Amanda Perobelli/Reuters
Amanda Perobelli/Reuters

Bolsa fecha em leve alta e dólar vai a R$ 5,24 com dia instável em Nova York

Preocupações com o cenário fiscal do País e alertas em relação ao andamento da dívida seguraram os ganhos dos ativos locais nesta quarta-feira

Redação, O Estado de S.Paulo

02 de dezembro de 2020 | 09h14
Atualizado 02 de dezembro de 2020 | 18h59

Bolsa de Valores de São Paulo, a B3, que chegou a tocar nos 112 mil pontos mais cedo, arrefeceu o ritmo e fechou com alta comedida de 0,43%, aos 111.878,53 pontos nesta quarta-feira, 2, em um dia no qual o mercado acionário de Nova York também teve desempenho fraco. No câmbio, o dólar fechou em alta de 0,27%, a R$ 5,2418. Hoje, as preocupações com o cenário fiscal do País e alertas em relação ao andamento da dívida seguraram os ganhos dos ativos locais.

Para Ariane Benedito, economista da CM Capital, o Ibovespa mostra lateralização. Ela lembra que, em fevereiro passado, um pouco antes da derrocada dos ativos no mercado financeiro, chegou a bater os 112 mil pontos, chegando à máxima dos 116 mil pontos. "Já estamos em recuperação. Isso dá sinal de que a Bolsa tem força, vai superando a crise, mas segue reagindo a cenários internos", diz.
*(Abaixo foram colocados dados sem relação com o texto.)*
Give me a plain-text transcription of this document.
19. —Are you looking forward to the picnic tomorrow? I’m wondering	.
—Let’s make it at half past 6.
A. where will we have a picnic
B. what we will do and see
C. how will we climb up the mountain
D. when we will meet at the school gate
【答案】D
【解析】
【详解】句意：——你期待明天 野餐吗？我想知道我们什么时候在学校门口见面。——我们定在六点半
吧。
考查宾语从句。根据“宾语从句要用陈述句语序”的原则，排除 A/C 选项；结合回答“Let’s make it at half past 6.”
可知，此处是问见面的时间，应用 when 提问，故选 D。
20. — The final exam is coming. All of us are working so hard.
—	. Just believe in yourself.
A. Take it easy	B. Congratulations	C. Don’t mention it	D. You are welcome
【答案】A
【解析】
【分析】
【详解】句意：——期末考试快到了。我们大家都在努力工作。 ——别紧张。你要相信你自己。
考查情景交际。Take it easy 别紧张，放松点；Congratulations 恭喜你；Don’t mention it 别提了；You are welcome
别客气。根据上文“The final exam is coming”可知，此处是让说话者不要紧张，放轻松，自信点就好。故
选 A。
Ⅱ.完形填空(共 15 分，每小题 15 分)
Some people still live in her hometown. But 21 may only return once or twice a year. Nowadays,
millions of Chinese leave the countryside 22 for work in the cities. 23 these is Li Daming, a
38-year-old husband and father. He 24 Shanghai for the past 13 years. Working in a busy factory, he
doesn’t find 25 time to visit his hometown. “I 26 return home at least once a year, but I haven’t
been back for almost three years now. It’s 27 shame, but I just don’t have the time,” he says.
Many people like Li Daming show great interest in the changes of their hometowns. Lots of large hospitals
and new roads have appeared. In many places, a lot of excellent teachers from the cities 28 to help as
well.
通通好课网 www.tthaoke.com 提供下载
Na sua avaliação, hoje, embora tenha mostrado ímpeto mais cedo, as questões fiscais que não têm definição ainda seguem no radar e têm potencial de mexer com os ativos. No ano, o índice ainda "deve" 3,26%.

Sobre o tema, nesta quarta, a S&P Global Ratings reduziu a projeção de crescimento do Produto Interno Bruto (PIB) brasileiro de 3,5% para 3,2% e alertou que, com a relação dívida bruta/PIB acima de 90%, estender o auxílio emergencial será muito negativo para os ativos brasileiros. Por outro lado, afirma que a economia do País foi melhor do que anteciparam, mas que a retirada de auxílio vai pesar.
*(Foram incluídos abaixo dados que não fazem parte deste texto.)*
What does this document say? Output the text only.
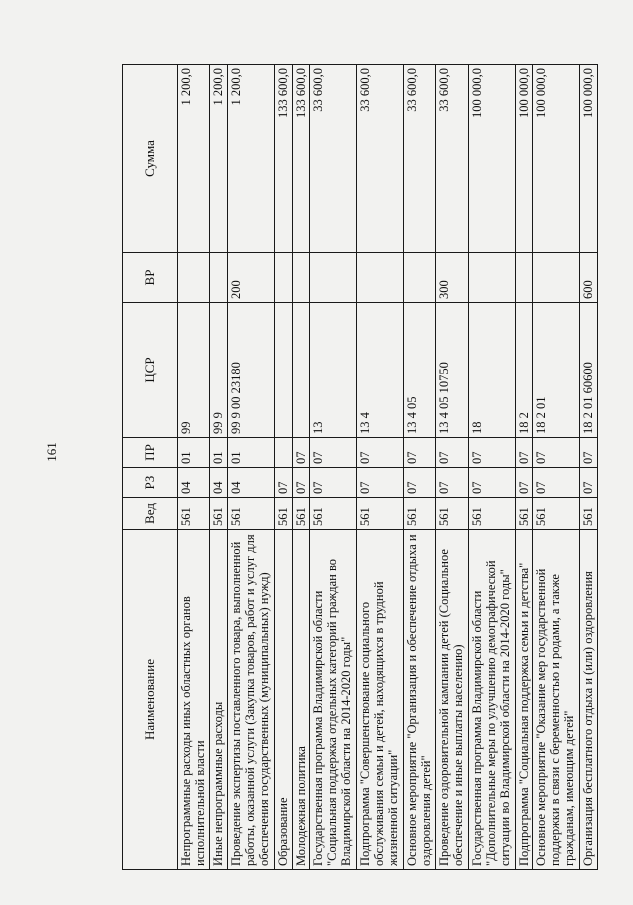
161
Наименование	Вед	РЗ	ПР	ЦСР	ВР	Сумма
Непрограммные расходы иных областных органов исполнительной власти	561	04	01	99		1 200,0
Иные непрограммные расходы	561	04	01	99 9		1 200,0
Проведение экспертизы поставленного товара, выполненной работы, оказанной услуги (Закупка товаров, работ и услуг для обеспечения государственных (муниципальных) нужд)	561	04	01	99 9 00 23180	200	1 200,0
Образование	561	07				133 600,0
Молодежная политика	561	07	07			133 600,0
Государственная программа Владимирской области "Социальная поддержка отдельных категорий граждан во Владимирской области на 2014-2020 годы"	561	07	07	13		33 600,0
Подпрограмма "Совершенствование социального обслуживания семьи и детей, находящихся в трудной жизненной ситуации"	561	07	07	13 4		33 600,0
Основное мероприятие "Организация и обеспечение отдыха и оздоровления детей"	561	07	07	13 4 05		33 600,0
Проведение оздоровительной кампании детей (Социальное обеспечение и иные выплаты населению)	561	07	07	13 4 05 10750	300	33 600,0
Государственная программа Владимирской области "Дополнительные меры по улучшению демографической ситуации во Владимирской области на 2014-2020 годы"	561	07	07	18		100 000,0
Подпрограмма "Социальная поддержка семьи и детства"	561	07	07	18 2		100 000,0
Основное мероприятие "Оказание мер государственной поддержки в связи с беременностью и родами, а также гражданам, имеющим детей"	561	07	07	18 2 01		100 000,0
Организация бесплатного отдыха и (или) оздоровления	561	07	07	18 2 01 60600	600	100 000,0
Já o Tribunal de Contas da União (TCU) votou para que créditos extraordinários contra covid-19 possam ser executados até 31 de dezembro do ano que vem. O ministro Bruno Dantas afirmou que as ações de combate à covid e a consequente crise econômica serão necessárias até o fim de 2021. O plenário do TCU aprovou propostas para execução de gastos de 2020 até 31 de dezembro de 2021.

Para Jerson Zanlorenzi, responsável pela mesa de renda variável e derivativos do BTG Pactual digital, existe um sentimento geral de que há um alinhamento forte do governo para respeitar o teto dos gastos. "O mercado ainda está dando que o quadro fiscal no ano que vem pode ser encaminhado".
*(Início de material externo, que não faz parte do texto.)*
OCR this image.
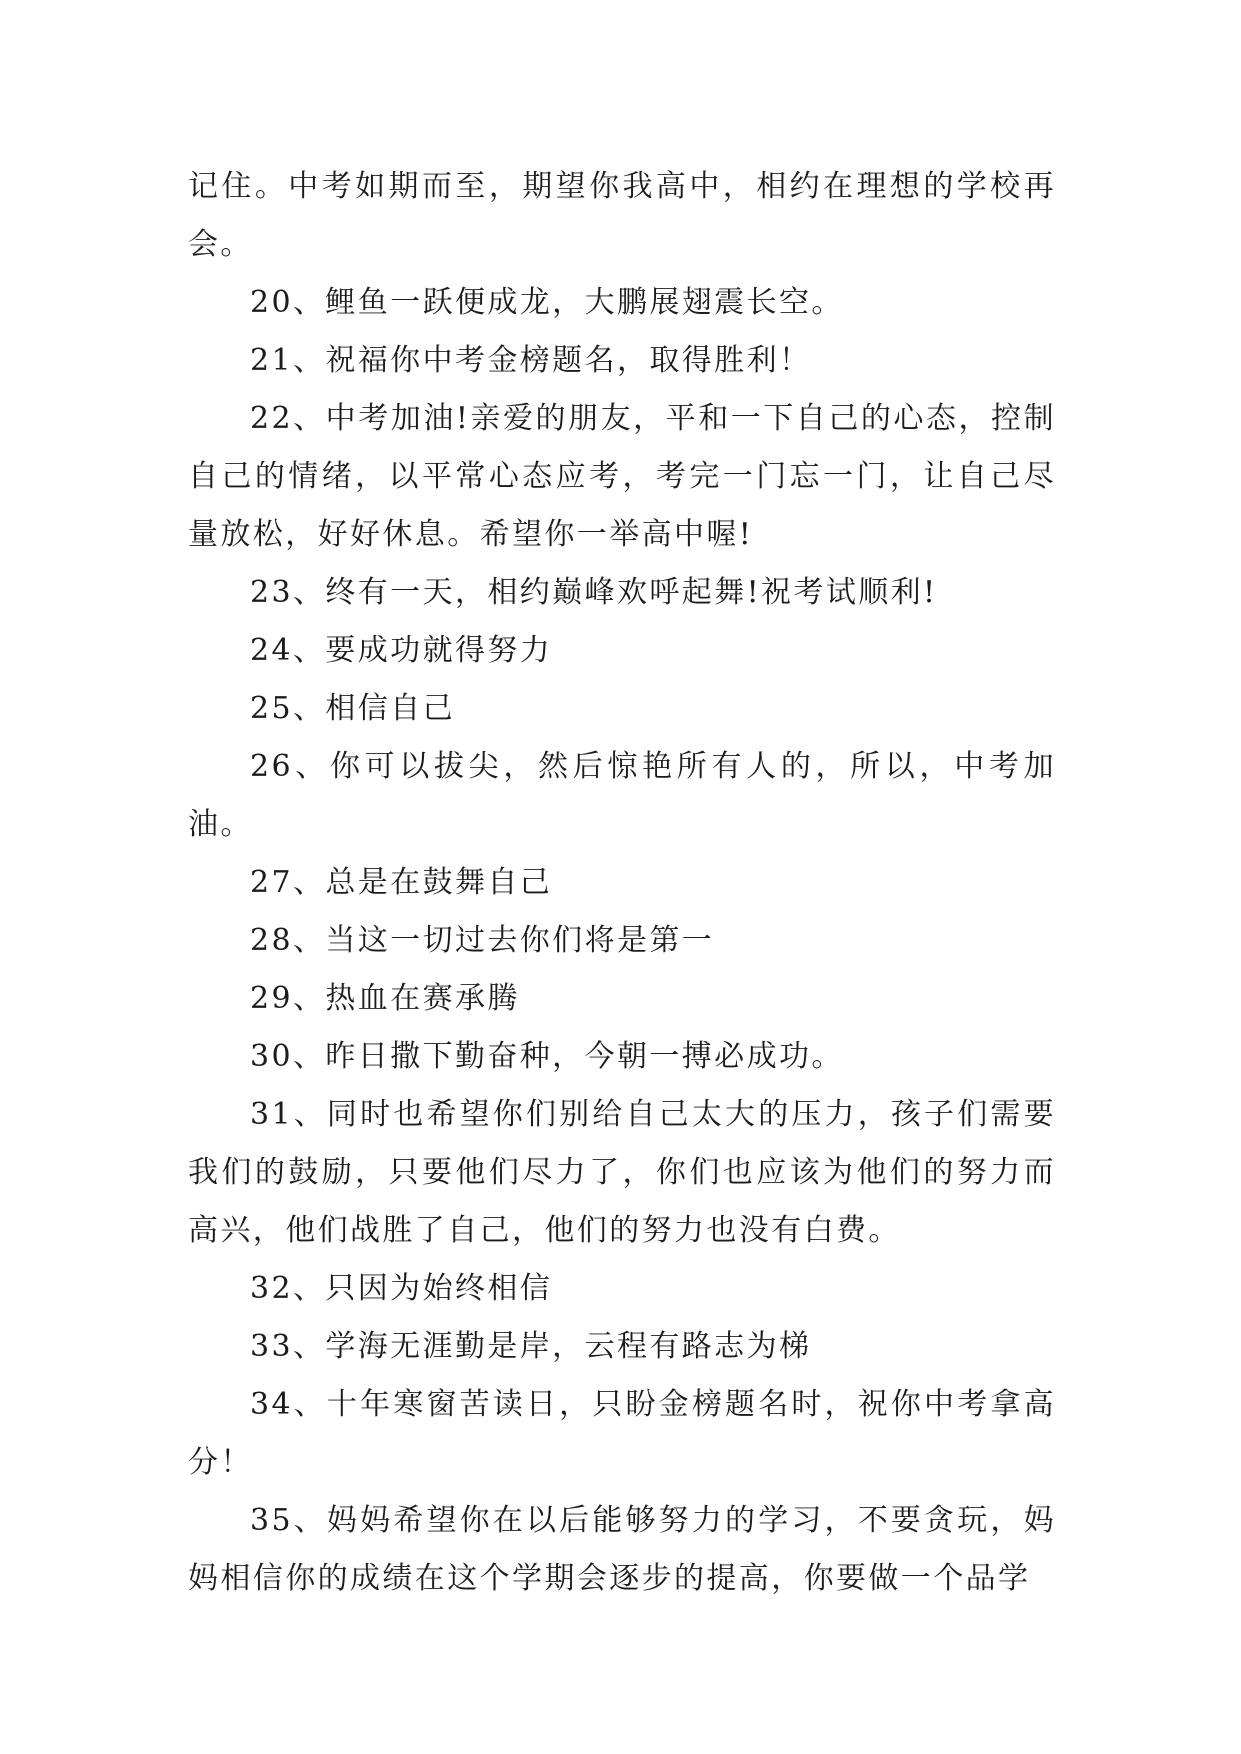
记住。中考如期而至，期望你我高中，相约在理想的学校再会。

20、鲤鱼一跃便成龙，大鹏展翅震长空。

21、祝福你中考金榜题名，取得胜利！

22、中考加油!亲爱的朋友，平和一下自己的心态，控制自己的情绪，以平常心态应考，考完一门忘一门，让自己尽量放松，好好休息。希望你一举高中喔!

23、终有一天，相约巅峰欢呼起舞!祝考试顺利!

24、要成功就得努力

25、相信自己

26、你可以拔尖，然后惊艳所有人的，所以，中考加油。

27、总是在鼓舞自己

28、当这一切过去你们将是第一

29、热血在赛承腾

30、昨日撒下勤奋种，今朝一搏必成功。

31、同时也希望你们别给自己太大的压力，孩子们需要我们的鼓励，只要他们尽力了，你们也应该为他们的努力而高兴，他们战胜了自己，他们的努力也没有白费。

32、只因为始终相信

33、学海无涯勤是岸，云程有路志为梯

34、十年寒窗苦读日，只盼金榜题名时，祝你中考拿高分！

35、妈妈希望你在以后能够努力的学习，不要贪玩，妈妈相信你的成绩在这个学期会逐步的提高，你要做一个品学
Zanlorenzi ressalta que o mercado segue "comprador", mas que a volatilidade vista hoje no mercado internacional não ajudou a bolsa brasileira. Em Nova York, os índices fecharam sem sentido único, após um dia de muita instabilidade. Dow Jones subiu 0,20% e S&P 500, 0,18%, mas o Nasdaq teve leve queda de 0,05%. Nesta quarta, o S&P 500 voltou a bater recorde de fechamento.

As ações de peso do setor financeiro seguiram a trajetória de recuperação ajudando a sustentar o índice. Bradesco PN fechou com ganho de 1,09%, Itaú Unibanco PN, de 0,77%, Banco do Brasil ON, 0,43% e as units do Santander, 0,69%. Por outro lado, Vale ON puxou para baixo encerrando com desvalorização de 1,74%, após a mineradora reduzir a estimativa de produção de minério de ferro em 2020

Câmbio

O dólar voltou a subir hoje, com o real acompanhando de perto o desempenho de outras moedas de países emergentes, como o peso mexicano e o rand da África do Sul. Com o noticiário doméstico mais esvaziado nesta quarta-feira, o câmbio foi influenciado pelo exterior, onde o dia foi de ajustes, após os ganhos fortes ontem das Bolsas e do dólar ter caído aos menores valores no mercado internacional em dois anos e meio. Nos últimos 30 dias, ajudado pelo forte fluxo de recursos externo ao Brasil, a moeda ainda acumula queda de 8,5%. O dólar para janeiro fechou em alta de 0,21%, a R$ 5,2195.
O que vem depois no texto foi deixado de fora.